Edward Murray Bassett was born on February 7, 1863, in Brooklyn, New York, son of merchant Charles R. Bassett and Elvira Rogers Bassett. He attended Hamilton College and Amherst College, graduating from the latter in 1884. While at Amherst he was elected to Phi Beta Kappa and joined the Delta Upsilon fraternity. From 1884–1886 he attended Columbia University Law School, and taught at a private school run by R. D. Dodge in Brooklyn. In 1886 Bassett graduated from Columbia and was admitted to the bar, and began practicing law in Buffalo, New York. He returned to New York City in 1892 to practice law there, and lived there the rest of his life (until 1948). He married Annie R. Preston in 1890 and had five children, including inventor and engineer Preston Bassett and geologist Isabel Bassett Wasson.
Bassett served on the Brooklyn School Board from 1899–1901 and chaired the Local School Board from 1901–1903. In 1903 he was elected as a Democrat to the United States House of Representatives, representing New York's 5th congressional district.

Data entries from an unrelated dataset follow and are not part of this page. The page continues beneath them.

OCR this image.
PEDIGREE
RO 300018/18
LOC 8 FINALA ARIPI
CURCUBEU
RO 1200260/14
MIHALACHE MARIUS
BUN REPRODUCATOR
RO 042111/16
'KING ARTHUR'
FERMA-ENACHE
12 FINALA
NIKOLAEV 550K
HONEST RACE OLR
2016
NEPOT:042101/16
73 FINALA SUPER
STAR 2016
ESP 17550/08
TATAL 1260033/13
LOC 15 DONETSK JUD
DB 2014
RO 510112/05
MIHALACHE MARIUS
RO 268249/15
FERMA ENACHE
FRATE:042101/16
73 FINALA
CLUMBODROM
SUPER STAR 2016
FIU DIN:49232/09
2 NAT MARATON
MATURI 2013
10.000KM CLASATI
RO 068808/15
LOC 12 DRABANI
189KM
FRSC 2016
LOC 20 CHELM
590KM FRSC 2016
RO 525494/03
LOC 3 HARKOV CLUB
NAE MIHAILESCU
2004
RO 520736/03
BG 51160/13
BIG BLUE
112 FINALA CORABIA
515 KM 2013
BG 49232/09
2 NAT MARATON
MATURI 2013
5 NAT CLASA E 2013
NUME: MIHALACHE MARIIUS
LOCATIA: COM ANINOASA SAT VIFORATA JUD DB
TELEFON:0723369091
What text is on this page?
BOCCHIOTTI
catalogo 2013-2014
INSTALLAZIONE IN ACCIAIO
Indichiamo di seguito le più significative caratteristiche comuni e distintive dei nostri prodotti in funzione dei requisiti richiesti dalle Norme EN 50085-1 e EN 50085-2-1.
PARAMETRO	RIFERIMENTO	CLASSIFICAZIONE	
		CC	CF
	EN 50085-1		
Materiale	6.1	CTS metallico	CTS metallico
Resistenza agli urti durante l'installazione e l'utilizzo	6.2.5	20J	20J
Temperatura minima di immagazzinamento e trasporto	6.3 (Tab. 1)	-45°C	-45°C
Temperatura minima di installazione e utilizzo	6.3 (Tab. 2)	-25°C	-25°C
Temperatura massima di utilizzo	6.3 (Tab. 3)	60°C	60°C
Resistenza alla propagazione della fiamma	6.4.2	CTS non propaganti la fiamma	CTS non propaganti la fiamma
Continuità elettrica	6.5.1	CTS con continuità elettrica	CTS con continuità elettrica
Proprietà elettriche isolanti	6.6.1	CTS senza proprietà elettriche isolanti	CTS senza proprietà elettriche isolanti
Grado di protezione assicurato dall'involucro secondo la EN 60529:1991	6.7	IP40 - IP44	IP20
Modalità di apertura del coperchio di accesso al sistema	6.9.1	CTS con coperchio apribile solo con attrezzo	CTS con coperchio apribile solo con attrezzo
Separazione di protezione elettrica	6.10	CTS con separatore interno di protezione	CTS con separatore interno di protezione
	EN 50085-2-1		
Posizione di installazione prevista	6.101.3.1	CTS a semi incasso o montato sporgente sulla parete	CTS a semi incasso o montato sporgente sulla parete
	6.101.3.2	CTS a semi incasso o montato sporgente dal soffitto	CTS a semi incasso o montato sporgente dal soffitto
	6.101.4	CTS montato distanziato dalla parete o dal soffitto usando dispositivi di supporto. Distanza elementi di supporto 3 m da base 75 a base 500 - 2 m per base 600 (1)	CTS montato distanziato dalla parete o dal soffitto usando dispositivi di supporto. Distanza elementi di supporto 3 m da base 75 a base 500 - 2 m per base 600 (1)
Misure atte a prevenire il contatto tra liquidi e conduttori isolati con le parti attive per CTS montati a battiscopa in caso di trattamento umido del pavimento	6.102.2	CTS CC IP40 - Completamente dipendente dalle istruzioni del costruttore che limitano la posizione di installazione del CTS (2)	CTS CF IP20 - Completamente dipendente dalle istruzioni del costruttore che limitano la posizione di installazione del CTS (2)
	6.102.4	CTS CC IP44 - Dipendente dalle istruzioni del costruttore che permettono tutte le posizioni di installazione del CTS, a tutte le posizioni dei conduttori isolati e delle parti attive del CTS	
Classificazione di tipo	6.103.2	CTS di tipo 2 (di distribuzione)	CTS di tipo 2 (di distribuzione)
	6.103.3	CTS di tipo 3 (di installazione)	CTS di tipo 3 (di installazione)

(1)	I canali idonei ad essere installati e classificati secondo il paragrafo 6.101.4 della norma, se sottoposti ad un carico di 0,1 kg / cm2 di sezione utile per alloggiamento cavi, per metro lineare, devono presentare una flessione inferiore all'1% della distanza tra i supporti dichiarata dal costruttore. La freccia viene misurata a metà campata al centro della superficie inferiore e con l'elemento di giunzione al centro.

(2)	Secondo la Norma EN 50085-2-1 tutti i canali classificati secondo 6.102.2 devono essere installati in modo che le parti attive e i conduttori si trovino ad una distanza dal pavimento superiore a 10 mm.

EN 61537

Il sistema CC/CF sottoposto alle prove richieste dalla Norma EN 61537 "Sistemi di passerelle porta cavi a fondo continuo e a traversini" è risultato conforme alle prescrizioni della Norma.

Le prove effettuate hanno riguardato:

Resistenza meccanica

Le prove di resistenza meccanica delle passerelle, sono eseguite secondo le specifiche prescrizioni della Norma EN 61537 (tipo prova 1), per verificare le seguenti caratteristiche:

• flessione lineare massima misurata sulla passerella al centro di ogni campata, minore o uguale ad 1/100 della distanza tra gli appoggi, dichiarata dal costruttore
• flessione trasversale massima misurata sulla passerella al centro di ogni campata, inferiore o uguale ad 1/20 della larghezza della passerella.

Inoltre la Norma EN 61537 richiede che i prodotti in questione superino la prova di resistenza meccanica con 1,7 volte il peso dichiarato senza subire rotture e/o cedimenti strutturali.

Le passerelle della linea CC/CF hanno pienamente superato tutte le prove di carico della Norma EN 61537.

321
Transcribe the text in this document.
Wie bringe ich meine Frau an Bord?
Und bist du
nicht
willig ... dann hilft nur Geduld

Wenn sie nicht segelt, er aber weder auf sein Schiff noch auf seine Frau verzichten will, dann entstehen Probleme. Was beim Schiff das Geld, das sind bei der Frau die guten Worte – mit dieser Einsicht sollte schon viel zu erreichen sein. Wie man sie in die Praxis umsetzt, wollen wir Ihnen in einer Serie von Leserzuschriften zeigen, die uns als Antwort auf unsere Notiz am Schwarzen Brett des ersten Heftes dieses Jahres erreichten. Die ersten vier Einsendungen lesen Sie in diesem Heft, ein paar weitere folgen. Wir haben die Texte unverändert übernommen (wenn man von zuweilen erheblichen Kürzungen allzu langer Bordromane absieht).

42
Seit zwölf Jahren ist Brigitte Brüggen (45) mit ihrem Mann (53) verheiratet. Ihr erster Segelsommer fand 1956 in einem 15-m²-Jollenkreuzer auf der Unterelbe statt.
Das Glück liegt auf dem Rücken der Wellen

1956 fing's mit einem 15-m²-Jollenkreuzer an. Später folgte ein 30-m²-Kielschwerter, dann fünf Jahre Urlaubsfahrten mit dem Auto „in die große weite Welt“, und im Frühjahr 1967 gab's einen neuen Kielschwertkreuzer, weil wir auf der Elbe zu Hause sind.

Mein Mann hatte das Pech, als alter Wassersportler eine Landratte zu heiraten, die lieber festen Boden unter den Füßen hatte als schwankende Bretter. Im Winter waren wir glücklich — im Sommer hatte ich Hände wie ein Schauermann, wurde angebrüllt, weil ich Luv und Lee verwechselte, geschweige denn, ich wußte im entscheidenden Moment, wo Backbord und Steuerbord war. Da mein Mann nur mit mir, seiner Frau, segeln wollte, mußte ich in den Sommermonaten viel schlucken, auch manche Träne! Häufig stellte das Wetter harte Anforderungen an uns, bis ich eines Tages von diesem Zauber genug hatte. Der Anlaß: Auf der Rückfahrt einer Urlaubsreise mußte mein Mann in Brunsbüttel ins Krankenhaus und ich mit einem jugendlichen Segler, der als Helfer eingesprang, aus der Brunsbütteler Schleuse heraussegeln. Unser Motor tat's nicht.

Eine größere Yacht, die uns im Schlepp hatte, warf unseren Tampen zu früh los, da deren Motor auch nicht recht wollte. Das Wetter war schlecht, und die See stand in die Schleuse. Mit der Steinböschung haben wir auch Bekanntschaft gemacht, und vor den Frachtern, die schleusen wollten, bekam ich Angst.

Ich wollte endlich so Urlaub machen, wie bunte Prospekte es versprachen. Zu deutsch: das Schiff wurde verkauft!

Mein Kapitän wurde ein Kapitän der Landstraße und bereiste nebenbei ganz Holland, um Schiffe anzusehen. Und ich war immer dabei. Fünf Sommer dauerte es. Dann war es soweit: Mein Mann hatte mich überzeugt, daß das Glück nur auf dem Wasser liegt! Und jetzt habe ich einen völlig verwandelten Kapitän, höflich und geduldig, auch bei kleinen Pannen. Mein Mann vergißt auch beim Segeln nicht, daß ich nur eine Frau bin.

He served one term from 1903 to 1905, but declined to run for reelection so he could serve at the local level. Major projects he worked on included bankruptcy law, the Panama Canal, advocating a canal route through Nicaragua, and opposing high tariffs.
In 1907 Bassett was appointed by Governor Charles Evans Hughes to the New York Public Service Commission, where he served until 1911. During this time he aided in the development of the dual subway plan for the New York City Subway. He was vice-chairman of the Brooklyn Committee on City Plan, for which a report was published in 1914. He was chairman of the Heights of Buildings Commission in New York City, the final report of which 1916 presented the first Zoning Resolution of the City of New York, which was the first comprehensive zoning ordinance in the United States. He consequently served posts of counsel to the Zoning Committee of New York, the Regional Plan of New York and Its Environs, and the (New York) City Planning Commission. A member of the Advisory Committee on City Planning and Zoning, Bassett was appointed by then U.S. Commerce Department Secretary Herbert Hoover to serve as president of the National Conference on City Planning.
Most of his work, both private and on committees, concerned city planning, zoning and the legal issues surrounding these fields. Bassett is credited with developing the "freeway" and "parkway" concepts, and for coining the term "freeway" to describe a controlled access urban highway, based on the parkway concept but open to commercial traffic.